I just want to sort on 1 st field
Scott
June 18, 2011, 8:34am
4
Maybe you need a "stable" sort:
$ sort -s -t"," -k1,2 t
Bill,404404,Seattle
Jim,212121,Seattle
Jim,212121,Ohio
Scott,212277,LosAngeles
Steve,246810,Nevada
Doesnt work for me on Solaris.
Tried both the variants
/usr/bin/sort & /usr/xpg4/bin/sort
$/usr/bin/sort -s -t"," -k1,2 t
/usr/bin/sort: illegal option -- s
usage: sort [-cmu] [-o output] [-T directory] [-S mem] [-z recsz]

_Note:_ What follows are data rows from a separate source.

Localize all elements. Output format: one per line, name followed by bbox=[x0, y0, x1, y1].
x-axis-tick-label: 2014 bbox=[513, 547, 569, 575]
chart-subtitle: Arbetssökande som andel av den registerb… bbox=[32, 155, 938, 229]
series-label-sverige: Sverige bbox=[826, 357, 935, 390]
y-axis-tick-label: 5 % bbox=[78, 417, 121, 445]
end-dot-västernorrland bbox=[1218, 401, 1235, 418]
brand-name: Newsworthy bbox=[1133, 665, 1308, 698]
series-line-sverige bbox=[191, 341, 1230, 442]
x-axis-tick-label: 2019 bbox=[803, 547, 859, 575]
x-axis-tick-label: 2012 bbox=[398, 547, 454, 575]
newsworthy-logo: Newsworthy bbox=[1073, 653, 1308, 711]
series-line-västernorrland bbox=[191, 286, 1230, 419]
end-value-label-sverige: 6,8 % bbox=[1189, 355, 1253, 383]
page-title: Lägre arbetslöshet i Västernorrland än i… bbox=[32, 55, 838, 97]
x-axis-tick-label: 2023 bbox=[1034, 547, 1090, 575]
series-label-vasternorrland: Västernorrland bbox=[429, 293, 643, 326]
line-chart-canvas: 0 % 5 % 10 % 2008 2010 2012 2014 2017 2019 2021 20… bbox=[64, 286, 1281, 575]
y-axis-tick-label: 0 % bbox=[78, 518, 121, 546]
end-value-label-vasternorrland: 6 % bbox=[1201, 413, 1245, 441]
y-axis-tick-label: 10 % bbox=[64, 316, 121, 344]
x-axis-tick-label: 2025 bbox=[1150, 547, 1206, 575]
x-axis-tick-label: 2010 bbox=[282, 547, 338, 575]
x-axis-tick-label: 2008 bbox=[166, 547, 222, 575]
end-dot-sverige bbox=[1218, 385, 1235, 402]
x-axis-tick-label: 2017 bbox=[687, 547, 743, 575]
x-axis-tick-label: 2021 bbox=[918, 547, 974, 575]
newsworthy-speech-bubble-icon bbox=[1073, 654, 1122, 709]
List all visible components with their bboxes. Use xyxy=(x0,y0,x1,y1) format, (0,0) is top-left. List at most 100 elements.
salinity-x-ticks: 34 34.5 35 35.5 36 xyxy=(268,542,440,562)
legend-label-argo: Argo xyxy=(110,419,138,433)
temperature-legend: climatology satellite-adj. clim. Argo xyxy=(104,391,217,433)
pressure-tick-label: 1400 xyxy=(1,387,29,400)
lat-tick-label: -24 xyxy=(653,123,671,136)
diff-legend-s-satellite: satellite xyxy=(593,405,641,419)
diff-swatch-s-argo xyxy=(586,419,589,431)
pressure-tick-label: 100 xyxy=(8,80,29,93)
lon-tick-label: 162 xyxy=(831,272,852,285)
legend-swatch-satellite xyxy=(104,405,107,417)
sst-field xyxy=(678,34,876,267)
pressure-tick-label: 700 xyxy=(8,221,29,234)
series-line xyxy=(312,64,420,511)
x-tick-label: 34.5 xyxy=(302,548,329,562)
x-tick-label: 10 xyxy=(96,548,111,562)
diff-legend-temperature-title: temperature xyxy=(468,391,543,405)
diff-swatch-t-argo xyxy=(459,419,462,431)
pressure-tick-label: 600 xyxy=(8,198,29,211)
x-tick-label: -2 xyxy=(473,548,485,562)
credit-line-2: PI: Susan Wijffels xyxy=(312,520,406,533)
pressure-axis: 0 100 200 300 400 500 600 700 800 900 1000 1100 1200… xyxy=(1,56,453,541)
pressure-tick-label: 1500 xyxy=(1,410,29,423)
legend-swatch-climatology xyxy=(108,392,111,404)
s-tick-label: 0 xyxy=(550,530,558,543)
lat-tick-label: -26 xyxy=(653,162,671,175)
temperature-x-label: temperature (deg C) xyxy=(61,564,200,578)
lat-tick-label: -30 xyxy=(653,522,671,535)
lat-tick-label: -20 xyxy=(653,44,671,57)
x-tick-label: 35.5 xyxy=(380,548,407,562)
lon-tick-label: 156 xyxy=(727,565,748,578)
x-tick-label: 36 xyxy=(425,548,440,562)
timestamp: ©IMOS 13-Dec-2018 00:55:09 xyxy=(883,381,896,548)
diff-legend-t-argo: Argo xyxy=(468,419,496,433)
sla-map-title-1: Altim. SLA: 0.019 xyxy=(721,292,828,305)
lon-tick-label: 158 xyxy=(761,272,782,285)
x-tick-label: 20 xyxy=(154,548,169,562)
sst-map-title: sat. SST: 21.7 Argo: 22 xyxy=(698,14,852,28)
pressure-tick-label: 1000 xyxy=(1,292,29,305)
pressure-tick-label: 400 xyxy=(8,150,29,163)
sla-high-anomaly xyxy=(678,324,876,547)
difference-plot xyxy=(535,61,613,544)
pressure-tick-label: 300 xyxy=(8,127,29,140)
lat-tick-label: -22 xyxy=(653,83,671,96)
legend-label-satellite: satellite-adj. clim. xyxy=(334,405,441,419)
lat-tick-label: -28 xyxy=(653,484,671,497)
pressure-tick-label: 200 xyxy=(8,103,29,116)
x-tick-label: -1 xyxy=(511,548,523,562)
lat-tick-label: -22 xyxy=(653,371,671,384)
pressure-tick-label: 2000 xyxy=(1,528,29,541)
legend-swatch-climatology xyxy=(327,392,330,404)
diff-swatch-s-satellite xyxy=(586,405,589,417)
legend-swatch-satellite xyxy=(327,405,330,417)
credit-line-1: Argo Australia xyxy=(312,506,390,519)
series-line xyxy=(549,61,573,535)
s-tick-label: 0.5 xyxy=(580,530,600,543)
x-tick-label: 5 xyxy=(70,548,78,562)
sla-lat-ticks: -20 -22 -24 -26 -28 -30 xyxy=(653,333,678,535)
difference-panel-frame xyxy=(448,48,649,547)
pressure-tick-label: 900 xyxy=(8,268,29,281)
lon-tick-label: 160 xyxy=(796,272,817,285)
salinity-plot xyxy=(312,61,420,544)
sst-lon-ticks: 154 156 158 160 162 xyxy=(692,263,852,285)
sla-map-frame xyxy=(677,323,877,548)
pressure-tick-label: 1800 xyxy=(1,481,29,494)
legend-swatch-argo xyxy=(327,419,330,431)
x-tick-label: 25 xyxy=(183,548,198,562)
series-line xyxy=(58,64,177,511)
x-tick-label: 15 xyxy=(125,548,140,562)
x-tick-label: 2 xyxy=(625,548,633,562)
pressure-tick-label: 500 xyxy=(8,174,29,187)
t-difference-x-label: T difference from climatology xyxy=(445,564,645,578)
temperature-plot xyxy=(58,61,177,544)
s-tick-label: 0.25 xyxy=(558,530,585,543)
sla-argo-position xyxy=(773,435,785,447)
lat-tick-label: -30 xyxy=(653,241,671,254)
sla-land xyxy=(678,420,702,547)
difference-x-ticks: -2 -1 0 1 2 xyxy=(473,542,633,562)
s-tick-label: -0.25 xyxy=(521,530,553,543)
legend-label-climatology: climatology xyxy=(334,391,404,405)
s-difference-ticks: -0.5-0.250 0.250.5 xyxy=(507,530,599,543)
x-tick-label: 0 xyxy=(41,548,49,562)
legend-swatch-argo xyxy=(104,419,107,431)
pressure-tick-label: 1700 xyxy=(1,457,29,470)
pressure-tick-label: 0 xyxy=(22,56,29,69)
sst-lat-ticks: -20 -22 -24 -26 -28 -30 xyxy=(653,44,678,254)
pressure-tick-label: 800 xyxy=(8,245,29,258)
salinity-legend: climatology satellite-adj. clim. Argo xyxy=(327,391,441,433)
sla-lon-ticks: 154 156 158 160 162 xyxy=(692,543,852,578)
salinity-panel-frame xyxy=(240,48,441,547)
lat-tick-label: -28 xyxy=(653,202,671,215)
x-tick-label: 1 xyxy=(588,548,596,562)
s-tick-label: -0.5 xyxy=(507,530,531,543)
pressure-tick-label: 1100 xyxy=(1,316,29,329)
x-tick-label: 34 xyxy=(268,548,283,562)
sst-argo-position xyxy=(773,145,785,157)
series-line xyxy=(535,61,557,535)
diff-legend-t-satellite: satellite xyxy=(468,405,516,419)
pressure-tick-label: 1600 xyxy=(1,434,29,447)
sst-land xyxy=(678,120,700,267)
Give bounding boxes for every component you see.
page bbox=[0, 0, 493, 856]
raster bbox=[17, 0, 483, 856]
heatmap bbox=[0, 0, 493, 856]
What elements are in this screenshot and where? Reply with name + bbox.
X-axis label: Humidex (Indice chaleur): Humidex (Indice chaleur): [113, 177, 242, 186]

[-dfiMnr] [-b] [-t char] [-k keydef] [+pos1 [-pos2]] files...
$/usr/xpg4/bin/sort -s -t"," -k1,2 t
/usr/xpg4/bin/sort: illegal option -- s
usage: sort [-cmu] [-o output] [-T directory] [-S mem] [-z recsz]
[-dfiMnr] [-b] [-t char] [-k keydef] [+pos1 [-pos2]] files..
but thats the o/p i want
---------- Post updated at 06:29 PM ---------- Previous update was at 06:10 PM ----------
Solaris doesnt seem to have an option for Stable sort.
The man pages doesnt have any mention of that
maybe you can try with sed and sort..
# for i in $(sed -e 's/\([^ ]*\),[^ ]*,[^ ]*/\1/' t| sort -u| sed -e ':a' -e '$!N;s/\n/ /' -e 'ta'); do sed -n "/$i/p" t; done
Bill,404404,Seattle
Jim,212121,Seattle
Jim,212121,Ohio
Scott,212277,LosAngeles
Steve,246810,Nevada
regards
ygemici
yazu
June 18, 2011, 11:07am
7
@ygemici Wow! Really great!
But maybe Perl is a little simpler:
% cat testfile| perl -F"," -alne 'push @V, [$F[0], $_];
END { print $_->[1] for sort {$a->[0] cmp $b->[0]} @V}'
Bill,404404,Seattle
Jim,212121,Seattle
Jim,212121,Ohio
Scott,212277,LosAngeles
Steve,246810,Nevada
yazu:
@ygemici Wow! Really great!
But maybe Perl is a little simpler:
% cat testfile| perl -F"," -alne 'push @V, [$F[0], $_];
END { print $_->[1] for sort {$a->[0] cmp $b->[0]} @V}'
Bill,404404,Seattle
Jim,212121,Seattle
Jim,212121,Ohio
Scott,212277,LosAngeles
Steve,246810,Nevada
you can use also perl of course and you dont need `cat`.